Still, it could be real.

That was the problem.

The thought clawed at my insides, sharp and relentless, my breath coming faster, my chest aching beneath the weight of my own fear. The town blurred behind me, fading into the night, but I didn’t know where I was going… only that I had to keep moving. Keep running.

Then, up ahead, a flickering neon motel sign buzzed faintly, its sickly shine dancing over the cracked pavement. The place was nothing special. Just another stop on the way to nowhere.

Just another place to disappear.

My fingers curled around the crumpled bills in my pocket, my pulse a frantic drumbeat in my ears.

Run. Stay. Run. Stay.

A war raged inside me, but my feet moved before I made the choice.

The motel room smelled like stale air and something vaguely rotten beneath the overpowering bite of industrial cleaner. The walls were thin, and somewhere nearby, a TV murmured with low, crackling static.

The bedspread was stiff beneath my fingertips as I stumbled forward, my knees nearly buckling. I didn’t care. None of it mattered.

Because I wasn’t supposed to be here.

My breath hitched, and I pressed a shaking hand to my chest, my lungs seizing, squeezing so tight I thought I might choke on the pressure.

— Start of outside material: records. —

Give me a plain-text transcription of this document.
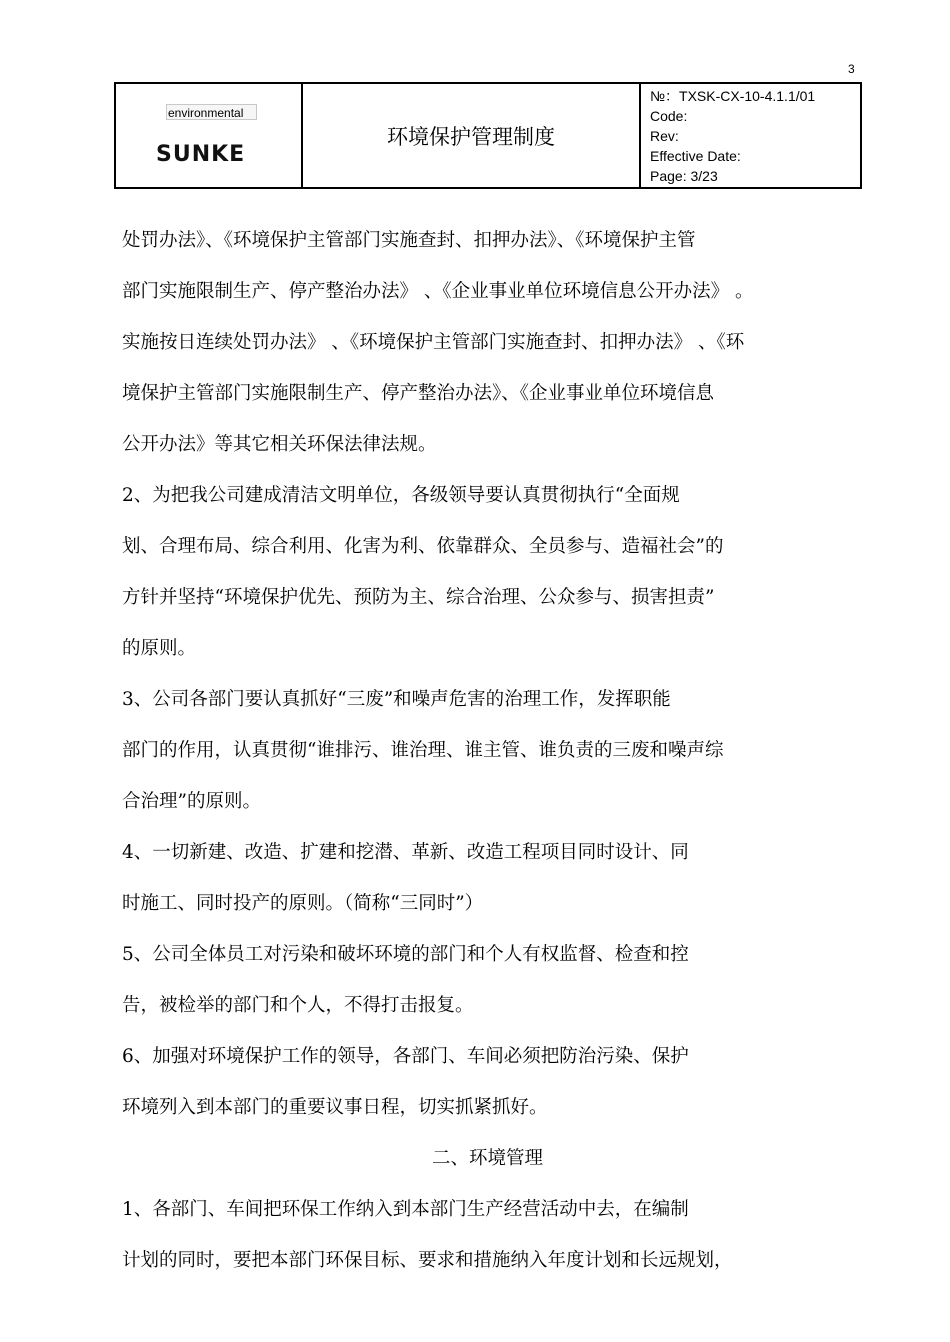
3
environmental
SUNKE
环境保护管理制度
№：TXSK-CX-10-4.1.1/01
Code:
Rev:
Effective Date:
Page: 3/23
处罚办法》、《环境保护主管部门实施查封、扣押办法》、《环境保护主管
部门实施限制生产、停产整治办法》 、《企业事业单位环境信息公开办法》 。
实施按日连续处罚办法》 、《环境保护主管部门实施查封、扣押办法》 、《环
境保护主管部门实施限制生产、停产整治办法》、《企业事业单位环境信息
公开办法》等其它相关环保法律法规。
2、为把我公司建成清洁文明单位，各级领导要认真贯彻执行“全面规
划、合理布局、综合利用、化害为利、依靠群众、全员参与、造福社会”的
方针并坚持“环境保护优先、预防为主、综合治理、公众参与、损害担责”
的原则。
3、公司各部门要认真抓好“三废”和噪声危害的治理工作，发挥职能
部门的作用，认真贯彻“谁排污、谁治理、谁主管、谁负责的三废和噪声综
合治理”的原则。
4、一切新建、改造、扩建和挖潜、革新、改造工程项目同时设计、同
时施工、同时投产的原则。（简称“三同时”）
5、公司全体员工对污染和破坏环境的部门和个人有权监督、检查和控
告，被检举的部门和个人，不得打击报复。
6、加强对环境保护工作的领导，各部门、车间必须把防治污染、保护
环境列入到本部门的重要议事日程，切实抓紧抓好。
二、环境管理
1、各部门、车间把环保工作纳入到本部门生产经营活动中去，在编制
计划的同时，要把本部门环保目标、要求和措施纳入年度计划和长远规划，
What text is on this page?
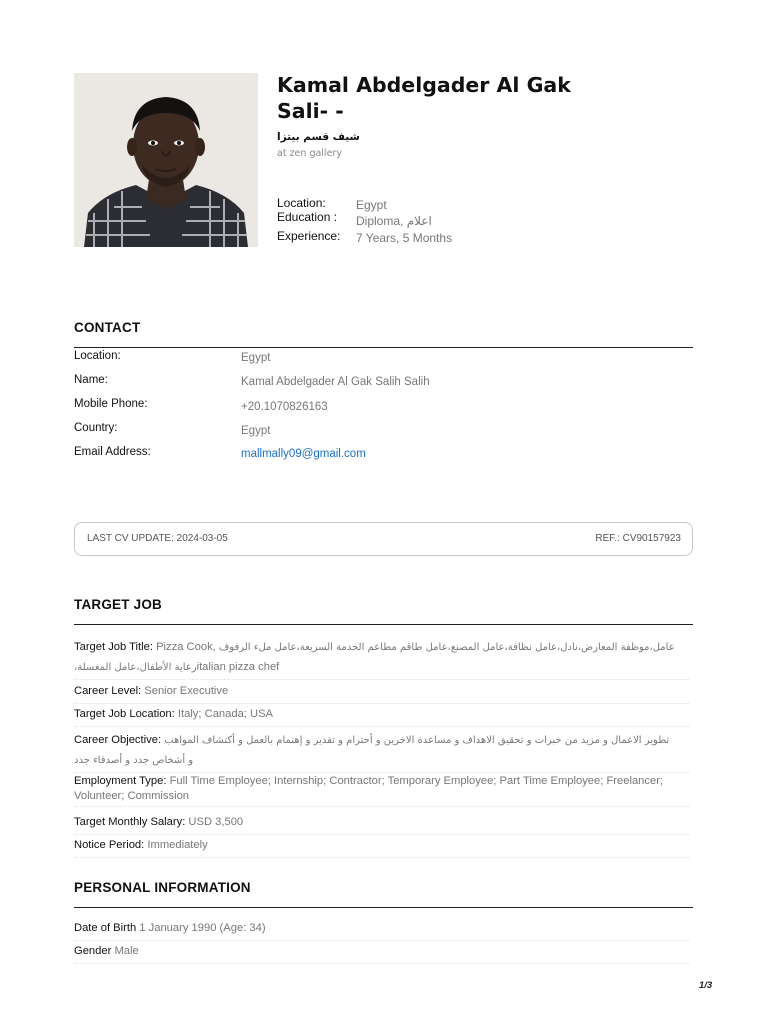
Kamal Abdelgader Al Gak
Sali- -
شيف قسم بيتزا
at zen gallery
Location:	Egypt
Education : Diploma, اعلام
Experience: 7 Years, 5 Months
CONTACT
Location:	Egypt
Name:	Kamal Abdelgader Al Gak Salih Salih
Mobile Phone:	+20.1070826163
Country:	Egypt
Email Address:	mallmally09@gmail.com
LAST CV UPDATE: 2024-03-05	REF.: CV90157923
TARGET JOB
Target Job Title: Pizza Cook, عامل،موظفة المعارض،نادل،عامل نظافة،عامل المصنع،عامل طاقم مطاعم الخدمة السريعة،عامل ملء الرفوف
رعاية الأطفال،عامل المغسلة،italian pizza chef
Career Level: Senior Executive
Target Job Location: Italy; Canada; USA
Career Objective: تطوير الاعمال و مزيد من خبرات و تحقيق الاهداف و مساعدة الاخرين و أحترام و تقدير و إهتمام بالعمل و أكتشاف المواهب
و أشخاص جدد و أصدقاء جدد
Employment Type: Full Time Employee; Internship; Contractor; Temporary Employee; Part Time Employee; Freelancer; Volunteer; Commission
Target Monthly Salary: USD 3,500
Notice Period: Immediately
PERSONAL INFORMATION
Date of Birth 1 January 1990 (Age: 34)
Gender Male
1/3
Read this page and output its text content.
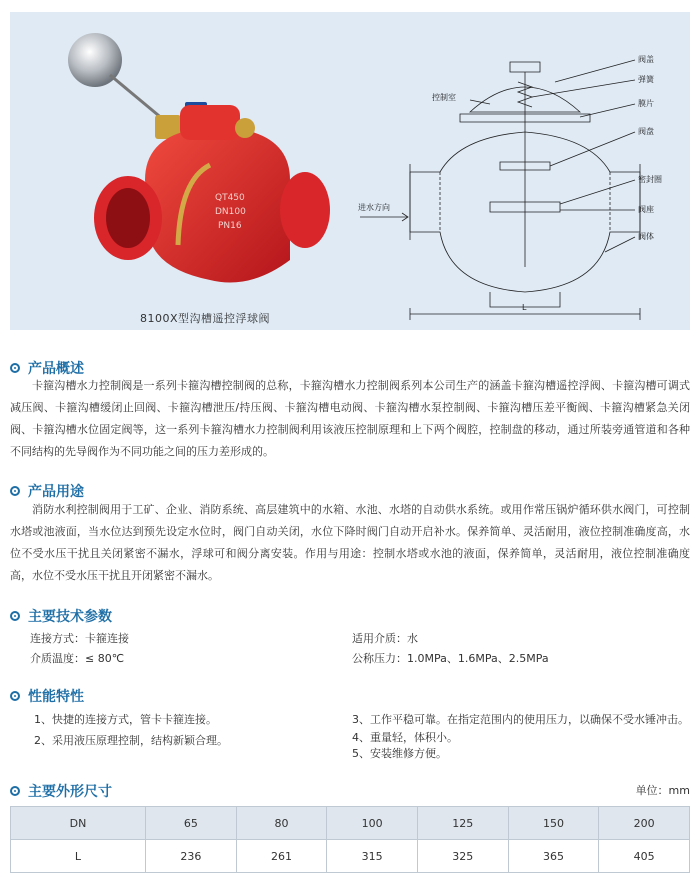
QT450
DN100
PN16
8100X型沟槽遥控浮球阀
L
进水方向
控制室
阀盖
弹簧
膜片
阀盘
密封圈
阀座
阀体
产品概述
卡箍沟槽水力控制阀是一系列卡箍沟槽控制阀的总称，卡箍沟槽水力控制阀系列本公司生产的涵盖卡箍沟槽遥控浮阀、卡箍沟槽可调式减压阀、卡箍沟槽缓闭止回阀、卡箍沟槽泄压/持压阀、卡箍沟槽电动阀、卡箍沟槽水泵控制阀、卡箍沟槽压差平衡阀、卡箍沟槽紧急关闭阀、卡箍沟槽水位固定阀等，这一系列卡箍沟槽水力控制阀利用该液压控制原理和上下两个阀腔，控制盘的移动，通过所装旁通管道和各种不同结构的先导阀作为不同功能之间的压力差形成的。
产品用途
消防水利控制阀用于工矿、企业、消防系统、高层建筑中的水箱、水池、水塔的自动供水系统。或用作常压锅炉循环供水阀门，可控制水塔或池液面，当水位达到预先设定水位时，阀门自动关闭，水位下降时阀门自动开启补水。保养简单、灵活耐用，液位控制准确度高，水位不受水压干扰且关闭紧密不漏水，浮球可和阀分离安装。作用与用途：控制水塔或水池的液面，保养简单，灵活耐用，液位控制准确度高，水位不受水压干扰且开闭紧密不漏水。
主要技术参数
连接方式：卡箍连接	适用介质：水
介质温度：≤ 80℃	公称压力：1.0MPa、1.6MPa、2.5MPa
性能特性
1、快捷的连接方式，管卡卡箍连接。
2、采用液压原理控制，结构新颖合理。
3、工作平稳可靠。在指定范围内的使用压力，以确保不受水锤冲击。
4、重量轻，体积小。
5、安装维修方便。
主要外形尺寸	单位：mm
DN	65	80	100	125	150	200
L	236	261	315	325	365	405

Too fast. Too sharp. Not enough.

The walls shifted, warping around me, pressing in until the room was too small, too tight, too wrong. The motel lamp cast dim, flickering light, its shadows stretching long and twisted, curling like ghosts in the corners.

I squeezed my eyes shut.

That was a mistake.

Because then, I saw it all.

The flashing red and blue lights outside my childhood home.

The wreckage of my parents’ car… crumpled metal, shattered glass.

The social worker’s too-kind voice, her hands folded over mine, telling me that nothing would ever be the same again.

Then Owain’s face.

That cold, cutting smile he had given me when I tried to leave.

The way his fingers had sunk into my wrist, bruising, punishing.

No one else will want you, Sadie. You know that, don’t you?

His voice slithered through my mind, slick as oil, dripping with something that had once felt like love but had always been control.

No one stays.

No one stays.

No one stays.

A choked sob wrenched free from my throat, raw and aching. My knees buckled, the last bit of strength draining from my body as I collapsed onto the bed.

I curled in on myself, my arms wrapping tight around my trembling frame, my fingers digging in as if I could physically hold myself together… keep the cracks from spreading, keep from completely shattering.